Lewat unggahan di akun X pribadinya, @AdamPrabata, ia menjelaskan bahwa olahraga malam memang dapat meningkatkan hormon kortisol. Namun, hal ini tidak selalu berbahaya seperti yang dikhawatirkan banyak orang.
“Olahraga malam hari memang bisa meningkatkan kadar kortisol, yang merupakan respons stres,” tulis dr.
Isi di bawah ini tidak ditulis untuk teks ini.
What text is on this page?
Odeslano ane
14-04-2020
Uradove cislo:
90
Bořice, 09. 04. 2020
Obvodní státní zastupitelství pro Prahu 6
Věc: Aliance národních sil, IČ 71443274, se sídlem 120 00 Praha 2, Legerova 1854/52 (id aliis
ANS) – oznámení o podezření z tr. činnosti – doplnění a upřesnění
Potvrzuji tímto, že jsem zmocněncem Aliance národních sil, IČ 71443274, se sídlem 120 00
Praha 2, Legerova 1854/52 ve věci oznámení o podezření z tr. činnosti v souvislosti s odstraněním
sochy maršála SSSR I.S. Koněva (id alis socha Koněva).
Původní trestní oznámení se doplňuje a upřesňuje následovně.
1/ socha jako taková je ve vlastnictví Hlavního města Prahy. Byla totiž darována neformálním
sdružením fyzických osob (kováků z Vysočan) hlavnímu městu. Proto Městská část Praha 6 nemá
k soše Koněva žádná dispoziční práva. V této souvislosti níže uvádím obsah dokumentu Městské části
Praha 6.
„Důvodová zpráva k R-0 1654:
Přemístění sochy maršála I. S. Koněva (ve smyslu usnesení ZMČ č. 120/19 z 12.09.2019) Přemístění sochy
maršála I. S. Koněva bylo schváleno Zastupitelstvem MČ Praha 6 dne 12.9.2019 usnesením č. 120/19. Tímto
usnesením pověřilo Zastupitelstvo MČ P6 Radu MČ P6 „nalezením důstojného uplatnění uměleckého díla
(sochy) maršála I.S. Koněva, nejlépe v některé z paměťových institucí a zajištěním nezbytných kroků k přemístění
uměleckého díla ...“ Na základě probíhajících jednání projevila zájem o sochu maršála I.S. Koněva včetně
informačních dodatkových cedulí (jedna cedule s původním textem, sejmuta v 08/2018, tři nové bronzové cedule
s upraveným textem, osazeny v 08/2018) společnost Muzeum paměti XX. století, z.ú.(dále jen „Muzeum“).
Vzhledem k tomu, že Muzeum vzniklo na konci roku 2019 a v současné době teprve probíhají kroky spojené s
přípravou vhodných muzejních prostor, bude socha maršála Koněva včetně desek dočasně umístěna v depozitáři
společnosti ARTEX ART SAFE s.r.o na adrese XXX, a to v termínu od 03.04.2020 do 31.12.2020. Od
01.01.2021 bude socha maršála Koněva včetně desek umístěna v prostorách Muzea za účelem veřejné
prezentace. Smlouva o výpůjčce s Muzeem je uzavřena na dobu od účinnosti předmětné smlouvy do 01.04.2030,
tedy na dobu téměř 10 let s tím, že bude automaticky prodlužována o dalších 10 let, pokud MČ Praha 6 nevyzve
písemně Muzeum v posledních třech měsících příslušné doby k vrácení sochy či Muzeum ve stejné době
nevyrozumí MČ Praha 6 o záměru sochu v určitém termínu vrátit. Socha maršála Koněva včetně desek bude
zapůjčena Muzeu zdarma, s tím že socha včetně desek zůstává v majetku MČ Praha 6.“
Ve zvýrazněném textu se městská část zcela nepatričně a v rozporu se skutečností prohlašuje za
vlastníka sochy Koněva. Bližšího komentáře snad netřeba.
Adam.
Kortisol sendiri dikenal sebagai hormon yang berkaitan dengan tekanan darah tinggi, kenaikan berat badan, dan resistensi insulin jika kadarnya terus tinggi dalam jangka panjang. Olahraga rutin justru memiliki efek positif terhadap pengaturan hormon kortisol.
“Olahraga rutin justru menurunkan kadar kortisol secara jangka panjang dan memperbaiki pengaturan kortisol,” jelasnya.